Comics Seminar: Review and Reflection

I could always make dozens of excuses to account for my low self-evaluation of last Saturday’s stint at the Ateneo – the lack of time to prepare, the lack of sleep before the seminar day, etc. – despite the praise of some people. There are so many areas that I could have worked on at length, and at this point I’m aching to have another seminar of the sort just to redeem myself. It would really benefit if the Comics Collective had a feedback mechanism for this seminar series. For any kind of training seminar, even in the corporate world, feedback is important as part of needs analysis protocal.

Three hours is not enough to tackle Page Design and Panel Composition. I purposefully opted not to tackle the latter topic because there are too many areas to explore. When I led a seminar on writing for comics for the La Salle Writers’ Guild a couple of years back, I spent six hours orienting the participants on the subject, and I didn’t even touch on actual writing or storycrafting (which is more up Dean’s avenue). For the Ateneo stint, I should’ve focused more on tips and simple how to’s instead of beginning with fundamentals.

But here’s where the trouble starts. While tips have value in themselves, they’re baseline cosmetic unless participants have foundation knowledge or experience. The seminar participation was a mixed bunch of writers, artists, and writer-artists, with a couple of mere enthusiasts attending for good measure, all of whom have different expectations. In the end, I felt that not all of what I talked about sunk in (judging from glazed eyes and blank stares). I should’ve began the seminar with the traditional here-is-what-you’ll-pick-up list, but I wasn’t even able to prepare that given the lack of time.

Why am I getting so worked up about this? Because I want to take this art seriously, and in taking it seriously, I should teach it seriously, complete with loads of examples in a fancy Powerpoint presentation. (Have you ever scanned comics pages off your expensive trade paperbacks?
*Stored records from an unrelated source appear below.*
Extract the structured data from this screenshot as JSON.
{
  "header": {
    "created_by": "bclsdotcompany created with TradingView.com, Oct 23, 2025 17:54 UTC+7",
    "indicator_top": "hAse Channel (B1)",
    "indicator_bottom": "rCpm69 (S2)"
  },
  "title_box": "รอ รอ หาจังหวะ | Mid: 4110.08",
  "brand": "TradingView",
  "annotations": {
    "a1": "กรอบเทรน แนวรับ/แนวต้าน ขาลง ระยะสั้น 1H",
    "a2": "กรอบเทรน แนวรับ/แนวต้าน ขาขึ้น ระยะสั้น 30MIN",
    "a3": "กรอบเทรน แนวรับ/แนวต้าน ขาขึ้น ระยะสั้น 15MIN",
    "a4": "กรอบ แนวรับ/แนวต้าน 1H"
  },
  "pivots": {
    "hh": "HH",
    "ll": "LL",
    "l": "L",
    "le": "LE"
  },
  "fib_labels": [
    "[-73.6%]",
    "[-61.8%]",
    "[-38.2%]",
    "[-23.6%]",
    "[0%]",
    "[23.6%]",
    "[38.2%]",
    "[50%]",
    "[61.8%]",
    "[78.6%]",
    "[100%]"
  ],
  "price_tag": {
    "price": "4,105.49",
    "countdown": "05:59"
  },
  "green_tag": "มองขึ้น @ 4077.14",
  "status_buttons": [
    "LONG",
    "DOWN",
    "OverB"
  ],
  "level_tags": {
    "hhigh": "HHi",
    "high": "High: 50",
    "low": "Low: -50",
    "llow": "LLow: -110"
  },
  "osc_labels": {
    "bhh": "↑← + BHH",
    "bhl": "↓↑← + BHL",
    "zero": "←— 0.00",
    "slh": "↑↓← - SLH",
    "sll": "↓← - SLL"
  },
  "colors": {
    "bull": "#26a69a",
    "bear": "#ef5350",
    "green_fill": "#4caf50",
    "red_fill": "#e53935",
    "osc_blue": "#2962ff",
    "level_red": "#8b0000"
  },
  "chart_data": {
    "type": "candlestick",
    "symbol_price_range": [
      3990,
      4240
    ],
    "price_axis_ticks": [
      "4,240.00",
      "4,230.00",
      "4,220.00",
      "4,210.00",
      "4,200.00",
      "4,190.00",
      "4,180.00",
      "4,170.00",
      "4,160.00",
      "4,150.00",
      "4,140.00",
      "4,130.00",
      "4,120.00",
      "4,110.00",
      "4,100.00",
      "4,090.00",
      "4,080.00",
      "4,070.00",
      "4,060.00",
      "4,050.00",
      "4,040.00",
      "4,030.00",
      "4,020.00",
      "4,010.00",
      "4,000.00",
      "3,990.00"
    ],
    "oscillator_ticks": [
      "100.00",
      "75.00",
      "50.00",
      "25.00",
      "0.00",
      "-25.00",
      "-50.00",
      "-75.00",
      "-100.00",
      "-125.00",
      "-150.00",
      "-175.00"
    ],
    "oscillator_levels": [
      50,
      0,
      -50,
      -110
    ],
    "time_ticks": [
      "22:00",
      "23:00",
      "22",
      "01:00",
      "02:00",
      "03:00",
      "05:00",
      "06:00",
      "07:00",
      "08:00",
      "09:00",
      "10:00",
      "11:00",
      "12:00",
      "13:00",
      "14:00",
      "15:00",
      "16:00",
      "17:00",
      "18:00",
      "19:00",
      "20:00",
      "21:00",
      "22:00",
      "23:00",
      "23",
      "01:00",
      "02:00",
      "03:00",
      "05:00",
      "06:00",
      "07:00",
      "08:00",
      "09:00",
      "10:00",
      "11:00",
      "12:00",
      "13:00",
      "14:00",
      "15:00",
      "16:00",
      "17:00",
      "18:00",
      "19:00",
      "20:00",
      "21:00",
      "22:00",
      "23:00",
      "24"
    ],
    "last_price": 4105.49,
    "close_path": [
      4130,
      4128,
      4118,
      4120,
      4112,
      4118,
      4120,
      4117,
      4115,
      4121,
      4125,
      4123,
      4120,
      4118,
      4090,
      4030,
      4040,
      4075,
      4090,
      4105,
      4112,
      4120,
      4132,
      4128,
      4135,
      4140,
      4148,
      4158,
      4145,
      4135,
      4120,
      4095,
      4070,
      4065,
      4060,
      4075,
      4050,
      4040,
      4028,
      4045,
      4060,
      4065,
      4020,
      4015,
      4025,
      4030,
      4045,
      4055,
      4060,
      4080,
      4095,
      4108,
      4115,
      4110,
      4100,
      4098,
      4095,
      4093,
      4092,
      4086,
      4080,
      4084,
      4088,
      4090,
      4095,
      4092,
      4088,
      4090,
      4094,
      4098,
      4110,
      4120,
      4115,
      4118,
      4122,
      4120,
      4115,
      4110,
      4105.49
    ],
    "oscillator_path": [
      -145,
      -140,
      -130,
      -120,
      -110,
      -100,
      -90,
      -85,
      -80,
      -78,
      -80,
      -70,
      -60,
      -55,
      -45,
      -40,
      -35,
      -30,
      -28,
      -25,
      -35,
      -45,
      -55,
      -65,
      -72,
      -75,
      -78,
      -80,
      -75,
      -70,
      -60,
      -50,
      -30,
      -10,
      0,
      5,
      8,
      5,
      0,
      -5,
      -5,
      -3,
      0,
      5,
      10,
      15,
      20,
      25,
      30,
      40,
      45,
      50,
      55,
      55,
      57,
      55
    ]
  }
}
Believe me, it’s not an easy thing to do.)

So the appropriate next step is to beef up my presentation file to make it more robust and comprehensive. Get more examples in, more fundamentals, more tips, and more exercises, enough for a two- or even three-day seminar-slash-workshop. I hope, again, that the Comics Collective could give me objective feedback on the seminar so I could improve on what I started.

Because overall, it’s not about me. It’s about making Philippine comics great again.